La mayoría de los mejores negocios de una pyme están basados en unos pocos clientes -cada cliente que pierdo me cuesta un montón-; la mayoría de los negocios de Internet, por pequeños que sean, tienen decenas de miles de clientes y la capacidad para cambiar de modelo de negocio en pocas horas. Cada acción que hago con un cliente en el mundo físico me cuesta horas, cuando no días.
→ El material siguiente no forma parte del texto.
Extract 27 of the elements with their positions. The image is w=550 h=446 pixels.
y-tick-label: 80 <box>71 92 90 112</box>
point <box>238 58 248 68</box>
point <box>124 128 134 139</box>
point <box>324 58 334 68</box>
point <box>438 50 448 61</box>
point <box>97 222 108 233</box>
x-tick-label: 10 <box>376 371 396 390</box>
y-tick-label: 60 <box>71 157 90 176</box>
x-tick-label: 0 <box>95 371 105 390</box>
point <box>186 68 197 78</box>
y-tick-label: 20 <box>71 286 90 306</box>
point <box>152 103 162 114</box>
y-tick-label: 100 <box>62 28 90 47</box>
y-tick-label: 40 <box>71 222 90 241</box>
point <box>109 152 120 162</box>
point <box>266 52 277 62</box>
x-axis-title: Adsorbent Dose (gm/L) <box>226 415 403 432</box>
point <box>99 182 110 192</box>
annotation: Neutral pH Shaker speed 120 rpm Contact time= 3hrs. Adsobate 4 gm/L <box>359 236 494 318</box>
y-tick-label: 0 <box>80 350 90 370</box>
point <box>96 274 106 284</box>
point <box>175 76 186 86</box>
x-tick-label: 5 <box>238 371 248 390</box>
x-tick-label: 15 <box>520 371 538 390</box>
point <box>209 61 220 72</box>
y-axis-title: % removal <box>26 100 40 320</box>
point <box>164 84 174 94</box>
En Internet puedo multiplicarlas por minutos.

A pesar de ello, muchos inversores prefieren seguir invirtiendo creyendo que, en algún momento, van a poder seguir ganando dinero como antes. Lo siento, pero no va a ser así. TODOS los negocios del siglo XX y anteriores migrarán poco a poco al siglo XXI. Quienes sólo invertimos en negocios de dicho siglo llevamos mucho ganado y, normalmente, deberemos dar con las claves del crecimiento y la creación de riqueza en un mundo diferente que ya NUNCA va a volver a ser como antes.

¿Quiero eso decir que somos la inversión más segura?… ¿Más segura que qué? La seguridad de lo que se creía seguro ya no es lo que era, y la inseguridad natural del entorno que vamos a tener a partir de ahora siempre favorecerá a quienes -asumiendo cierto riesgo- inviertan en el futuro que ya está aquí.